プロとしての責任感と意欲を持たせるには、まず自分の名前を出して仕事をさせることから始めるべきである(画像はイメージ)

「顔のない組織人」による不祥事が続発

 大企業で次々と発覚したデータの改ざんや事実の隠蔽。政治問題にまで発展した政治家の口利きと官僚の忖度。決定のプロセスが不透明なままで推移した東京都の卸売市場移転──。

 世間をにぎわした組織不祥事には共通する特徴がある。それは「顔のない組織人」によって引き起こされていることである。

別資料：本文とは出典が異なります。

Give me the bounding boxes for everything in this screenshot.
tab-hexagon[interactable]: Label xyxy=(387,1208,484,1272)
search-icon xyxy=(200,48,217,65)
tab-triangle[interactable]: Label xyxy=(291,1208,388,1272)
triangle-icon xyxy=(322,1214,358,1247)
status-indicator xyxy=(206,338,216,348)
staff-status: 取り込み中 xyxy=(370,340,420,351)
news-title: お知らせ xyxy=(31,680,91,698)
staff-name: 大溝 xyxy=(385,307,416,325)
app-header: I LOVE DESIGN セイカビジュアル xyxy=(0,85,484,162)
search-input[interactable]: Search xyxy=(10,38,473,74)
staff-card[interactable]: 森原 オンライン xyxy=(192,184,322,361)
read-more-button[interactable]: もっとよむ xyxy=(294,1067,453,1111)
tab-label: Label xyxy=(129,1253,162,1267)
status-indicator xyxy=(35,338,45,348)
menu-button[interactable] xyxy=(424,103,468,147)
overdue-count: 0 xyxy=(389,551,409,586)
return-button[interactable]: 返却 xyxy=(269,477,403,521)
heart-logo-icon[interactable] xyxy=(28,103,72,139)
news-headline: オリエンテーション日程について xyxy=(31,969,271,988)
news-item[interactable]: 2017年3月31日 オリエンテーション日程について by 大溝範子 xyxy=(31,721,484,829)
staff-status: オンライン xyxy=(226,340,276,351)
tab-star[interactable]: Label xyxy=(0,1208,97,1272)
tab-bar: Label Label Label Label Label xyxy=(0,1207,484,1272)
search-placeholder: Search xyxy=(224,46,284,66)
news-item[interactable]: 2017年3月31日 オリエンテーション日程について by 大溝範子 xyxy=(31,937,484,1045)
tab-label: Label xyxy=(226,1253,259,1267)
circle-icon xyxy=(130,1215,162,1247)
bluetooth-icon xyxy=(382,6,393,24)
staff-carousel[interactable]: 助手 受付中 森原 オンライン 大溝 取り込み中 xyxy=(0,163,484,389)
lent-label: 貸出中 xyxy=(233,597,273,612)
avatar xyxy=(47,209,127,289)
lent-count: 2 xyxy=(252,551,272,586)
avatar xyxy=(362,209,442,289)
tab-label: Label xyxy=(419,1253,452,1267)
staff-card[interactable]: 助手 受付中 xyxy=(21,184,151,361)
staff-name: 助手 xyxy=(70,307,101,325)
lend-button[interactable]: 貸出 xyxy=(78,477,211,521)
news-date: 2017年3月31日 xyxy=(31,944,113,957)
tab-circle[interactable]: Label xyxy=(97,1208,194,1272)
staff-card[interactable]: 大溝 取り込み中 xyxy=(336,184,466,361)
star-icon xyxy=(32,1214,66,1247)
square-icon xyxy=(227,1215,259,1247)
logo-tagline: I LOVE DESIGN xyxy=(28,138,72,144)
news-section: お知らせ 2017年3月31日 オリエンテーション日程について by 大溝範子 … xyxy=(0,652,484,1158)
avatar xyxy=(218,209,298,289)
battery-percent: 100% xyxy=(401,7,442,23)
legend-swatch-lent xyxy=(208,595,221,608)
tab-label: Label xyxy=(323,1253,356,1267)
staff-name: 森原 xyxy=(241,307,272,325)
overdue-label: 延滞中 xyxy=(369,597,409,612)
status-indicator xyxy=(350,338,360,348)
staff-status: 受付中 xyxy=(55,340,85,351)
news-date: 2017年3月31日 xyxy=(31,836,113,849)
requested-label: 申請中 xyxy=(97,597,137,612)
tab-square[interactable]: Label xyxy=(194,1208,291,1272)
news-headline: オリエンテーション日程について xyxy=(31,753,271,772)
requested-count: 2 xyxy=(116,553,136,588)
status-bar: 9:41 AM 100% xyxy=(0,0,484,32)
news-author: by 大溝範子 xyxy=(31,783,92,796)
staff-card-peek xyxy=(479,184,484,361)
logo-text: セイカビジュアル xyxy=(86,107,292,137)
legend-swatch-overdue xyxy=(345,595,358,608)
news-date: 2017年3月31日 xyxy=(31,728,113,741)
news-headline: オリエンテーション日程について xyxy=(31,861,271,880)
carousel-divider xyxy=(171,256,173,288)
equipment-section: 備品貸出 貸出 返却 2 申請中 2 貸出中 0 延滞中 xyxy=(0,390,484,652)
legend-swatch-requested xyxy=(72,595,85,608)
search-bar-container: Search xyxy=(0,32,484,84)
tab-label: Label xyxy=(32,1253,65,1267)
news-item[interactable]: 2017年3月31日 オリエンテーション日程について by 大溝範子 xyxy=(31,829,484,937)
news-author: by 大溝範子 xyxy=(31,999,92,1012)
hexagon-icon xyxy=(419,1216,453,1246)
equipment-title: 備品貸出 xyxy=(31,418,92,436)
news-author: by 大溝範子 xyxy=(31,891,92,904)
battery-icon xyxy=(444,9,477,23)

 彼らはけっして問題人物だったわけではない。それどころか、大抵がとても勤勉で組織に忠実な、ある意味では模範的な組織人である。それだけにいっそう始末が悪い。

 わが国では自己アピールしたり、自分の名前を前面に出したりすることは「はしたない」とされ、陰徳を積み、縁の下の力持ちとして働くことがよしとされてきた。たしかに、そのような人物が必要とされたことは事実である。

 しかし、「組織のため、上司のため」に尽くすことが「世のため、消費者や国民のため」になるとはかぎらない。そして匿名文化のもとでは責任の所在があいまいになり、組織エゴがはびこりやすいという欠点がある。